Alex De Vore
At Yama’s, you can get the falafel sandwich as part of a combo with a salad and fries.
Once upon a time at a Greek Festival at the San Bernardino horse track (that’s in California), my mother instructed my brother to approach my very single lady’s man uncle as he was flirting with a woman and to loudly query, “Daddy? Can I have a hot dog? Mommy says I can have one!”
We watched from the shadows, laughing, lamb gyros in everyone’s hand.
Years later, my father, drunk on ouzo at my aunt’s wedding, stepped into the center of the circle dance, waved to the crowd, and burned that mother down. Grasping a dolma and a massive piece of baklava, I’d never seen him move so fluidly and freely.
I’d never been so glad about having just smoked weed in a parking lot.
What’s my point? I’m Greek as a sun-kissed olive tree, and I’ve learned a thing or two about the food from my family over the years (mainly how not to cook lamb), and this is why you need to believe me when I say Yamas Greek Rotisserie (2411 Cerrillos Road, (505) 930-5921) is easily one of Santa Fe’s most excellent places to eat right now, and it’s not the kind of place to wipe out your bank account.
Opened in late 2019 by longtime Santa Fe restaurant champs Jared Garcia (hey, we just talked about his music in an issue the other day; Gold Tides Strike It Rich, Dec. 15!), his brother Justin Salazar and their stepfather Daniel Razatos (formerly of the Plaza Café and Café Sonder), Yamas had an auspicious start juuuuuuust before the pandemic crept along. Still, as a family business, it’s made it through some of the worst days with a little bit of PPP assistance and a commitment to high-quality takeout (seriously, you should see how excellently the takeout is wrapped). Their other eatery, Café Sonder, however, wasn’t so lucky and closed in 2020, according to Garcia, who chalks the closure up to a rocky start and bad public health timing.

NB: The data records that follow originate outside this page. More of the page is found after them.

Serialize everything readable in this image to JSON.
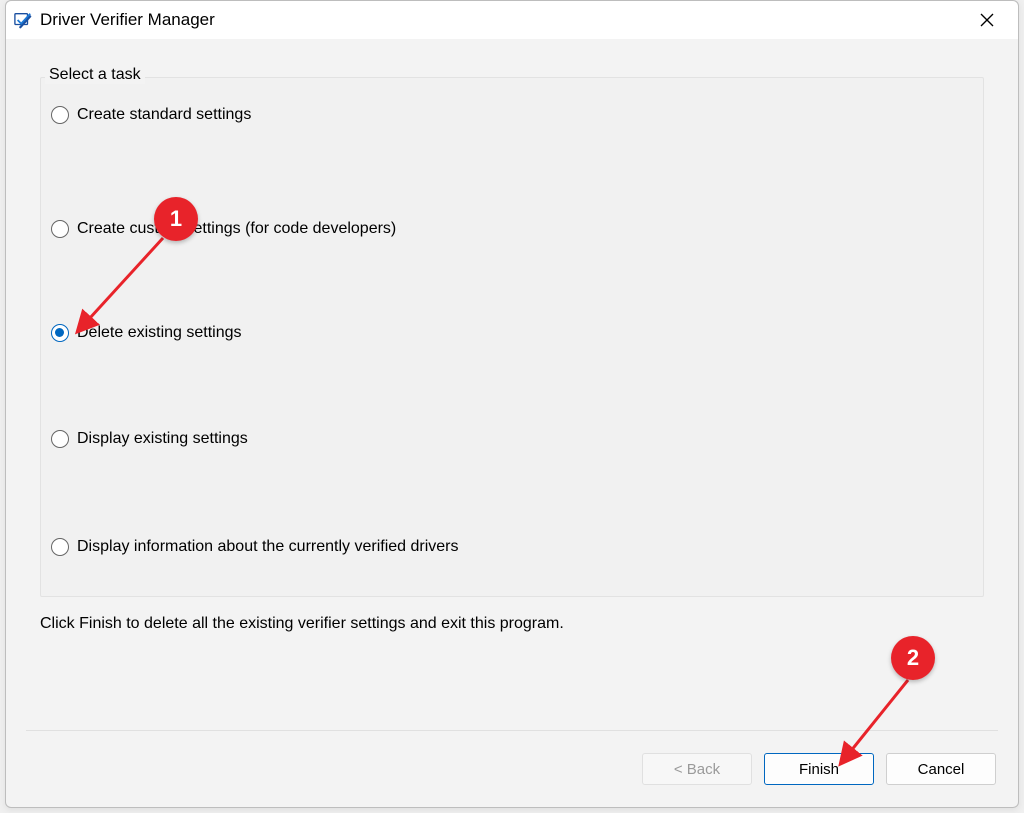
{
  "window": {
    "title": "Driver Verifier Manager"
  },
  "groupbox": {
    "legend": "Select a task"
  },
  "options": [
    {
      "label": "Create standard settings",
      "checked": false
    },
    {
      "label": "Create custom settings (for code developers)",
      "checked": false
    },
    {
      "label": "Delete existing settings",
      "checked": true
    },
    {
      "label": "Display existing settings",
      "checked": false
    },
    {
      "label": "Display information about the currently verified drivers",
      "checked": false
    }
  ],
  "instruction": "Click Finish to delete all the existing verifier settings and exit this program.",
  "buttons": {
    "back": "< Back",
    "finish": "Finish",
    "cancel": "Cancel"
  },
  "annotations": {
    "badge1": "1",
    "badge2": "2"
  }
}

Still, he says, he can now focus entirely on Yamas, and with assistance from the whole family, including menu development from brother Nick Ratazos, a professional chef working in California, plus former Sonder and Whole Hog chef Odra Mancia. With that added focus, Yamas has become the type of local eatery loved by the puro Santa Fe set.
For this Greek Santa Fean, too, Garcia and company might be serving up the best Greek food I’ve had locally in ages. Just the other day, I sampled the falafel sandwich combo ($14.04), which comes with a small house salad and fries. Crispy around the outside edges and satisfyingly chewy inside, the combo of fresh tomato, lettuce and falafel was pitch-perfect, including the bang-up takeaway packaging. My companion tried the Mediterranean kale salad ($7.95-$12.90), one of Yamas’ staples according to Garcia, and spent days waxing about its freshness, crispness and overall taste. Even the following day, the leftovers somehow proved more flavorful and didn’t fall victim to the soggy sadness of day-old food.
“That falafel, for example, is something we worked really hard on,” Garcia tells me by phone some days later. “[My stepdad] grew up working with his father in the kitchen, and when we were designing the concept for the restaurant, we used what he had in mind from when he was growing up. The recipes are really things he grew up eating and things he made for us when [my brother and I] were kids. Even the marinades, it’s the same thing.”
I’m reticent to use the term “authentic,” especially since Garcia says they’ve been open to tweaking recipes based on diner input, but someplace between the feta on my salad and the sauce in my sandwich, I was transported back to the Greek festivals of my youth in taste and mood. At the very least, the foundation of everything on the Yamas menu is firmly planted in the motherland. Or, to put it another way, you can practically taste the combined will of the family in the food. Yamas is, after all, both the continuation of the Greeker parts of Garcia’s extended family and a restaurant willing to continually refine its offerings. It’s also a part of a subtle nationwide movement that finds restaurants opening up in residential neighborhoods rather than in flooded commercial zones.
Take, for example, Rowley Farmhouse Ales—the place slaps hard and lives in the heart of a regular old Midtown Santa Fe neighborhood; Yamas has a similar thing going inside the space that once housed Lamplighter Liquors which, according to Garcia, was very much by design.
“I just realized there was this massive neighborhood back behind us, and those people are looking for places to eat, too. I mean, I live over there, too,” he tells SFR. “I feel like that’s just the way things are going, I mean, that’s more forward-thinking than downtown where you have to pay an initial cost to go to a restaurant. I love those restaurants, nothing against them, but you have to pay for that parking meter, and I even remember working downtown and having to pay $12 a day just to go to work.”
For now, Garcia adds, he’s happy to simply try and offer the best service he can.
“We like to say service is the job, hospitality is the extra steps,” he says. “We want people to know we care about the experience, but we’ve also had a lot of support. If it weren’t for the community around us, we wouldn’t still be around.”